Robust regulatory frameworks are necessary if Europe is to reignite growth but innovation remains the great growth driver, writes Luca Rossi.
Luca Rossi is Head of A.T.Kearney EMEA.
The “European model” that has provided security and prosperity across the continent has, for the first time, found itself seriously questioned by a poisonous combination of political, economic and fiscal threats. Welfare models across Europe ? once taken for granted by generations ? are seen as no longer sustainable.
Flows of migrants have accelerated to crisis point and seen EU member states take conflicting stances as hundreds of thousands flee war to seek better lives. Support for xenophobic and anti-EU parties has grown across the continent.
With economic recovery remaining weak, and talk of “Grexit” and “Brexit”, the Europe of today is under serious threat.
Russia’s actions in Ukraine and Syria have raised serious questions about Europe’s security in a way unimaginable a few years ago. EU leaders are now looking for alternative energy suppliers as Russia becomes an increasingly unreliable partner.
Amid such a volatile mix of elements, is it even relevant to talk about reigniting growth?
Stability is key. The shocks of the past 18 months continue to reverberate but if the EU is able to achieve stability, there are long-term opportunities that could aid growth.
For example, just as Europe’s population ages, it is experiencing a surge of immigration. It is currently home to 7 million African migrants, a number that continues to rise year on year.
This migration, and the inflows of hundreds of thousands more fleeing war, has placed an immediate economic and humanitarian burden primarily on the southern European countries most impacted by the Eurozone crisis and least able to deal with its issues.
Yet long-term, migration is forecast to act like a shot in the arm to many European economies, particularly Germany, which accounts for nearly 30% of Eurozone GDP.
With Germany’s labour force expected to decline by 29.6% over the period 2012-2050, migration will act as a major growth driver. It is a similar story in Italy and Portugal.
In energy too, the jolt caused by increasing tensions with Russia, has forced the EU to seek new partners and has led to an acceleration in the shift to renewables.
But what of economic growth itself?
A.T. Kearney has identified four key policy areas that offer the greatest potential to unlocking European growth: increasing service sector productivity, labour market reform, the introduction of a fiscal union, and the creation of a digital single market.
Robust regulatory frameworks are necessary if Europe is to reignite growth but innovation remains the great growth driver. This is where European businesses should lead by providing stability and a positive “can-do” mentality. They must play an active role in driving forward the four key policy areas, providing leadership and cooperation with policy makers whenever possible.
Design and innovation embodied in digitalisation, robotics, big data additive manufacturing, bio- and nano-technologies offer huge potential.
Technologies such as collaborative robots and 3D printing will eventually replace conventional manufacturing operations and transform the traditional factory model.
Some EU countries, like Germany, have recognised the vast potential. Its car manufacturers such as BMW and Daimler are about to introduce collaborative robots at large scale to replace final assembly activities currently completed by hand.

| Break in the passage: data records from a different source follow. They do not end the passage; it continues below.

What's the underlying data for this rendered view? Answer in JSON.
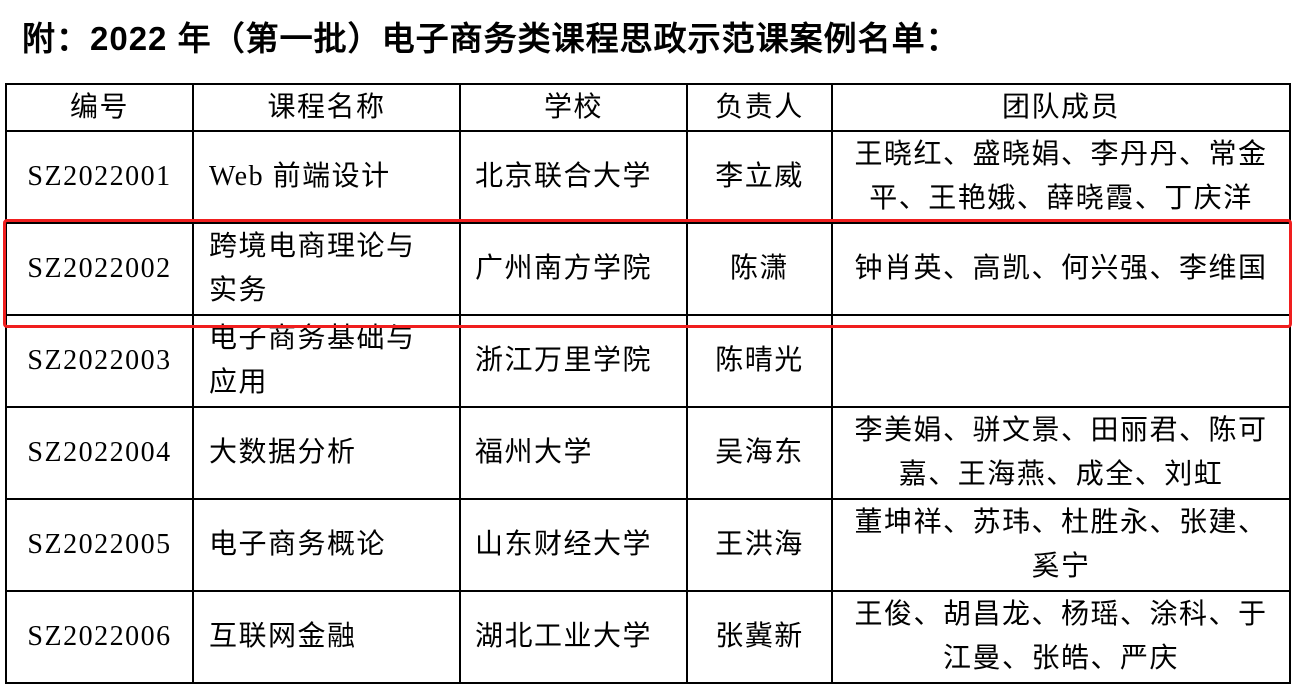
{
  "title": "附：2022 年（第一批）电子商务类课程思政示范课案例名单：",
  "columns": [
    "编号",
    "课程名称",
    "学校",
    "负责人",
    "团队成员"
  ],
  "rows": [
    {
      "id": "SZ2022001",
      "course": "Web 前端设计",
      "school": "北京联合大学",
      "lead": "李立威",
      "members": "王晓红、盛晓娟、李丹丹、常金平、王艳娥、薛晓霞、丁庆洋"
    },
    {
      "id": "SZ2022002",
      "course": "跨境电商理论与实务",
      "school": "广州南方学院",
      "lead": "陈潇",
      "members": "钟肖英、高凯、何兴强、李维国"
    },
    {
      "id": "SZ2022003",
      "course": "电子商务基础与应用",
      "school": "浙江万里学院",
      "lead": "陈晴光",
      "members": ""
    },
    {
      "id": "SZ2022004",
      "course": "大数据分析",
      "school": "福州大学",
      "lead": "吴海东",
      "members": "李美娟、骈文景、田丽君、陈可嘉、王海燕、成全、刘虹"
    },
    {
      "id": "SZ2022005",
      "course": "电子商务概论",
      "school": "山东财经大学",
      "lead": "王洪海",
      "members": "董坤祥、苏玮、杜胜永、张建、奚宁"
    },
    {
      "id": "SZ2022006",
      "course": "互联网金融",
      "school": "湖北工业大学",
      "lead": "张冀新",
      "members": "王俊、胡昌龙、杨瑶、涂科、于江曼、张皓、严庆"
    }
  ],
  "highlight_color": "#f01e1e",
  "highlighted_row": "SZ2022002"
}
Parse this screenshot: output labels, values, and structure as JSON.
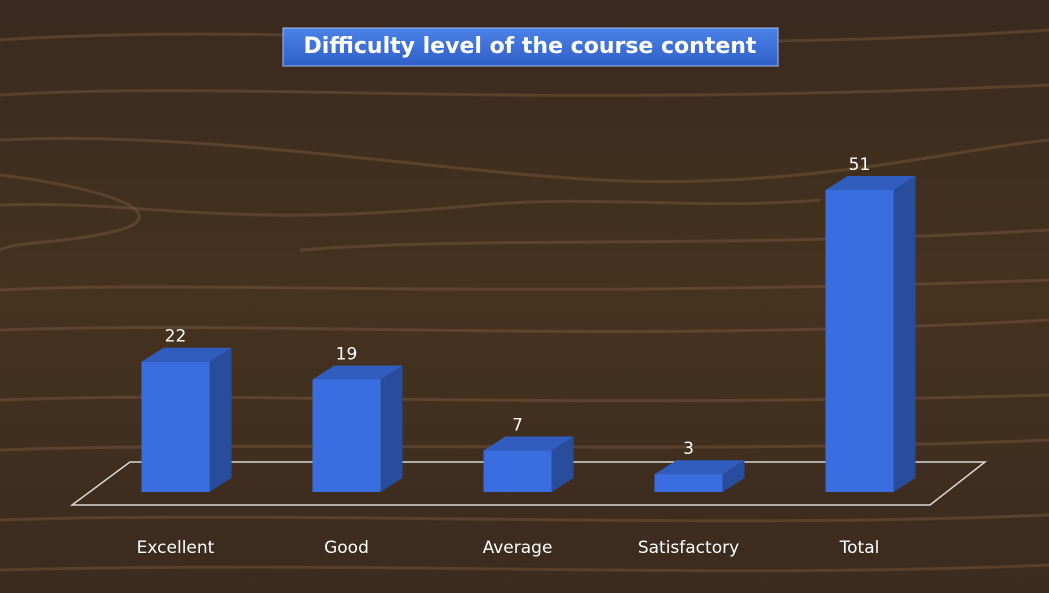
{
  "chart_data": {
    "type": "bar3d",
    "title": "Difficulty level of the course content",
    "categories": [
      "Excellent",
      "Good",
      "Average",
      "Satisfactory",
      "Total"
    ],
    "values": [
      22,
      19,
      7,
      3,
      51
    ],
    "color": "#3a6ee0"
  }
}
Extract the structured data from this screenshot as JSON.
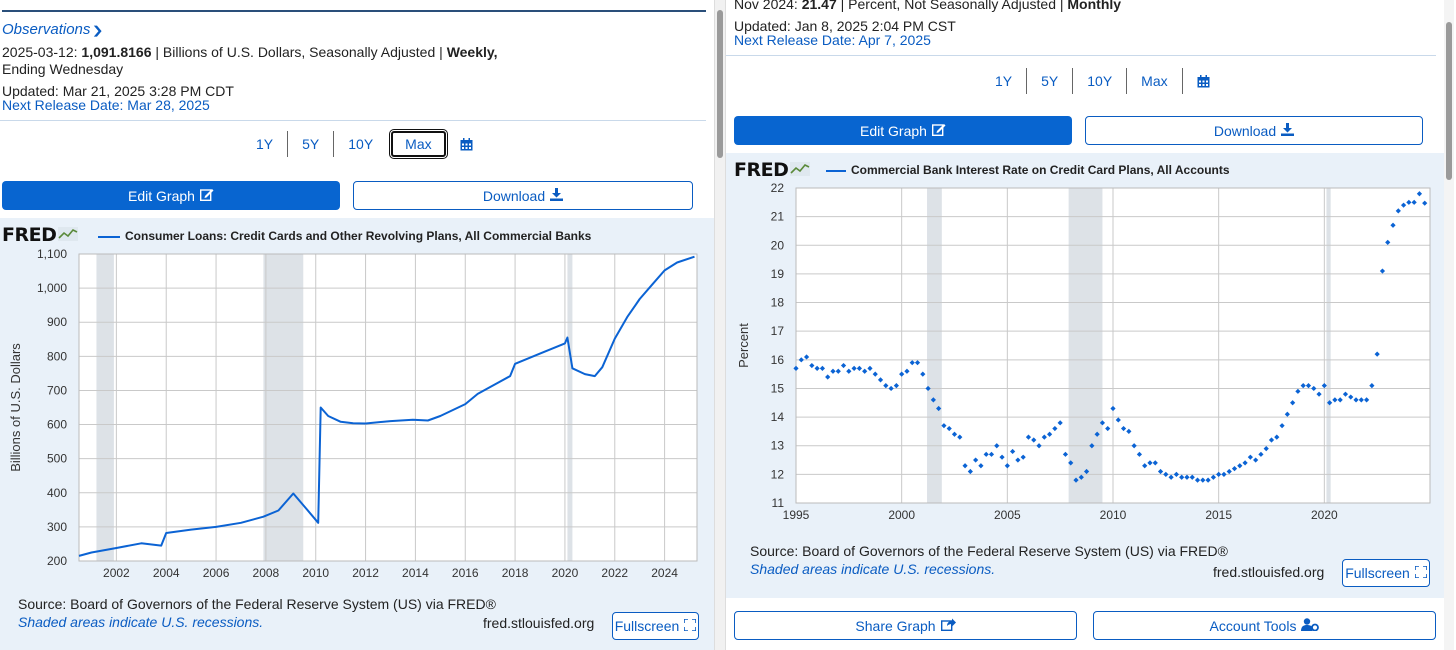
{
  "left": {
    "observations_label": "Observations",
    "obs_date": "2025-03-12:",
    "obs_value": "1,091.8166",
    "obs_units": " | Billions of U.S. Dollars, Seasonally Adjusted | ",
    "obs_freq_1": "Weekly,",
    "obs_freq_2": "Ending Wednesday",
    "updated_label": "Updated: ",
    "updated_value": "Mar 21, 2025 3:28 PM CDT",
    "next_release": "Next Release Date: Mar 28, 2025",
    "ranges": [
      "1Y",
      "5Y",
      "10Y",
      "Max"
    ],
    "edit_graph": "Edit Graph",
    "download": "Download",
    "fred_logo": "FRED",
    "series_title": "Consumer Loans: Credit Cards and Other Revolving Plans, All Commercial Banks",
    "source": "Source: Board of Governors of the Federal Reserve System (US) via FRED®",
    "shaded": "Shaded areas indicate U.S. recessions.",
    "fred_url": "fred.stlouisfed.org",
    "fullscreen": "Fullscreen"
  },
  "right": {
    "obs_date": "Nov 2024:",
    "obs_value": "21.47",
    "obs_units": " | Percent, Not Seasonally Adjusted | ",
    "obs_freq": "Monthly",
    "updated_label": "Updated: ",
    "updated_value": "Jan 8, 2025 2:04 PM CST",
    "next_release": "Next Release Date: Apr 7, 2025",
    "ranges": [
      "1Y",
      "5Y",
      "10Y",
      "Max"
    ],
    "edit_graph": "Edit Graph",
    "download": "Download",
    "fred_logo": "FRED",
    "series_title": "Commercial Bank Interest Rate on Credit Card Plans, All Accounts",
    "source": "Source: Board of Governors of the Federal Reserve System (US) via FRED®",
    "shaded": "Shaded areas indicate U.S. recessions.",
    "fred_url": "fred.stlouisfed.org",
    "fullscreen": "Fullscreen",
    "share_graph": "Share Graph",
    "account_tools": "Account Tools"
  },
  "chart_data": [
    {
      "type": "line",
      "title": "Consumer Loans: Credit Cards and Other Revolving Plans, All Commercial Banks",
      "ylabel": "Billions of U.S. Dollars",
      "xlim": [
        2000.5,
        2025.3
      ],
      "ylim": [
        200,
        1100
      ],
      "x_ticks": [
        "2002",
        "2004",
        "2006",
        "2008",
        "2010",
        "2012",
        "2014",
        "2016",
        "2018",
        "2020",
        "2022",
        "2024"
      ],
      "y_ticks": [
        "200",
        "300",
        "400",
        "500",
        "600",
        "700",
        "800",
        "900",
        "1,000",
        "1,100"
      ],
      "recessions": [
        [
          2001.2,
          2001.9
        ],
        [
          2007.9,
          2009.5
        ],
        [
          2020.1,
          2020.3
        ]
      ],
      "series": [
        {
          "x": [
            2000.5,
            2001.0,
            2002.0,
            2003.0,
            2003.8,
            2004.0,
            2005.0,
            2006.0,
            2007.0,
            2007.9,
            2008.5,
            2009.1,
            2009.6,
            2010.1,
            2010.2,
            2010.5,
            2011.0,
            2011.5,
            2012.0,
            2013.0,
            2013.9,
            2014.5,
            2015.0,
            2016.0,
            2016.5,
            2017.0,
            2017.8,
            2018.0,
            2019.0,
            2020.0,
            2020.1,
            2020.3,
            2020.8,
            2021.2,
            2021.5,
            2022.0,
            2022.5,
            2023.0,
            2023.5,
            2024.0,
            2024.5,
            2025.2
          ],
          "y": [
            215,
            225,
            238,
            252,
            245,
            282,
            292,
            300,
            312,
            330,
            348,
            398,
            355,
            312,
            650,
            625,
            608,
            604,
            603,
            610,
            614,
            612,
            625,
            660,
            690,
            710,
            742,
            778,
            808,
            838,
            855,
            765,
            748,
            742,
            768,
            852,
            915,
            968,
            1010,
            1052,
            1075,
            1092
          ]
        }
      ]
    },
    {
      "type": "scatter",
      "title": "Commercial Bank Interest Rate on Credit Card Plans, All Accounts",
      "ylabel": "Percent",
      "xlim": [
        1995,
        2025
      ],
      "ylim": [
        11,
        22
      ],
      "x_ticks": [
        "1995",
        "2000",
        "2005",
        "2010",
        "2015",
        "2020"
      ],
      "y_ticks": [
        "11",
        "12",
        "13",
        "14",
        "15",
        "16",
        "17",
        "18",
        "19",
        "20",
        "21",
        "22"
      ],
      "recessions": [
        [
          2001.2,
          2001.9
        ],
        [
          2007.9,
          2009.5
        ],
        [
          2020.1,
          2020.3
        ]
      ],
      "series": [
        {
          "x": [
            1995.0,
            1995.25,
            1995.5,
            1995.75,
            1996.0,
            1996.25,
            1996.5,
            1996.75,
            1997.0,
            1997.25,
            1997.5,
            1997.75,
            1998.0,
            1998.25,
            1998.5,
            1998.75,
            1999.0,
            1999.25,
            1999.5,
            1999.75,
            2000.0,
            2000.25,
            2000.5,
            2000.75,
            2001.0,
            2001.25,
            2001.5,
            2001.75,
            2002.0,
            2002.25,
            2002.5,
            2002.75,
            2003.0,
            2003.25,
            2003.5,
            2003.75,
            2004.0,
            2004.25,
            2004.5,
            2004.75,
            2005.0,
            2005.25,
            2005.5,
            2005.75,
            2006.0,
            2006.25,
            2006.5,
            2006.75,
            2007.0,
            2007.25,
            2007.5,
            2007.75,
            2008.0,
            2008.25,
            2008.5,
            2008.75,
            2009.0,
            2009.25,
            2009.5,
            2009.75,
            2010.0,
            2010.25,
            2010.5,
            2010.75,
            2011.0,
            2011.25,
            2011.5,
            2011.75,
            2012.0,
            2012.25,
            2012.5,
            2012.75,
            2013.0,
            2013.25,
            2013.5,
            2013.75,
            2014.0,
            2014.25,
            2014.5,
            2014.75,
            2015.0,
            2015.25,
            2015.5,
            2015.75,
            2016.0,
            2016.25,
            2016.5,
            2016.75,
            2017.0,
            2017.25,
            2017.5,
            2017.75,
            2018.0,
            2018.25,
            2018.5,
            2018.75,
            2019.0,
            2019.25,
            2019.5,
            2019.75,
            2020.0,
            2020.25,
            2020.5,
            2020.75,
            2021.0,
            2021.25,
            2021.5,
            2021.75,
            2022.0,
            2022.25,
            2022.5,
            2022.75,
            2023.0,
            2023.25,
            2023.5,
            2023.75,
            2024.0,
            2024.25,
            2024.5,
            2024.75
          ],
          "y": [
            15.7,
            16.0,
            16.1,
            15.8,
            15.7,
            15.7,
            15.4,
            15.6,
            15.6,
            15.8,
            15.6,
            15.7,
            15.7,
            15.6,
            15.7,
            15.5,
            15.3,
            15.1,
            15.0,
            15.1,
            15.5,
            15.6,
            15.9,
            15.9,
            15.5,
            15.0,
            14.6,
            14.3,
            13.7,
            13.6,
            13.4,
            13.3,
            12.3,
            12.1,
            12.5,
            12.3,
            12.7,
            12.7,
            13.0,
            12.6,
            12.3,
            12.8,
            12.5,
            12.6,
            13.3,
            13.2,
            13.0,
            13.3,
            13.4,
            13.6,
            13.8,
            12.7,
            12.4,
            11.8,
            11.9,
            12.1,
            13.0,
            13.4,
            13.8,
            13.6,
            14.3,
            13.9,
            13.6,
            13.5,
            13.0,
            12.7,
            12.3,
            12.4,
            12.4,
            12.1,
            12.0,
            11.9,
            12.0,
            11.9,
            11.9,
            11.9,
            11.8,
            11.8,
            11.8,
            11.9,
            12.0,
            12.0,
            12.1,
            12.2,
            12.3,
            12.4,
            12.6,
            12.5,
            12.7,
            12.9,
            13.2,
            13.3,
            13.7,
            14.1,
            14.5,
            14.9,
            15.1,
            15.1,
            15.0,
            14.8,
            15.1,
            14.5,
            14.6,
            14.6,
            14.8,
            14.7,
            14.6,
            14.6,
            14.6,
            15.1,
            16.2,
            19.1,
            20.1,
            20.7,
            21.2,
            21.4,
            21.5,
            21.5,
            21.8,
            21.47
          ]
        }
      ]
    }
  ]
}
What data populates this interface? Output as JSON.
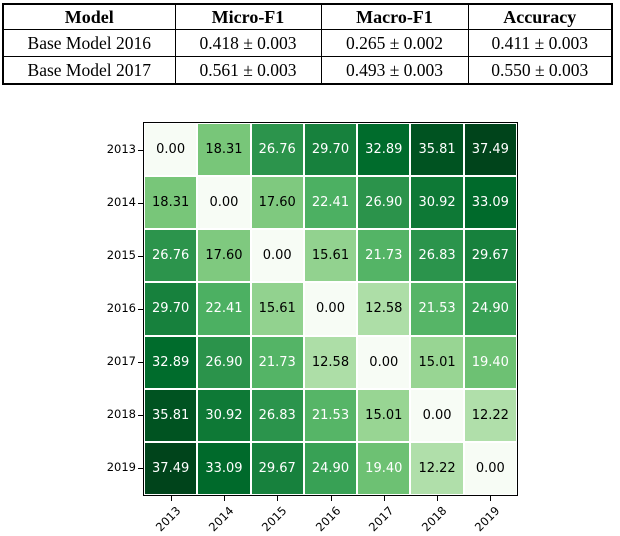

With the global market for this technology currently growing at an annual rate of 20%, and worth up to $50bn by 2050, this is an area that Europe can ill-afford to ignore.
We also think that the future lies in companies with the largest share of intangible assets on their balance sheets.
According to a recent international study carried out by A.T. Kearney, most of the companies with high growth rates in the last decade boasted a remarkable share of intangible assets, e.g. software, R&D, brand and reputation.
One straightforward growth strategy is to focus investments on the sectors that yield more intangible values.
Striking a proper balance between the EU’s core principles and resolving economic, fiscal and political challenges will remain central to the ongoing story of the European project.
It is incumbent on business leaders and policy makers to work together and take bold steps to make the EU as dynamic and strong as possible.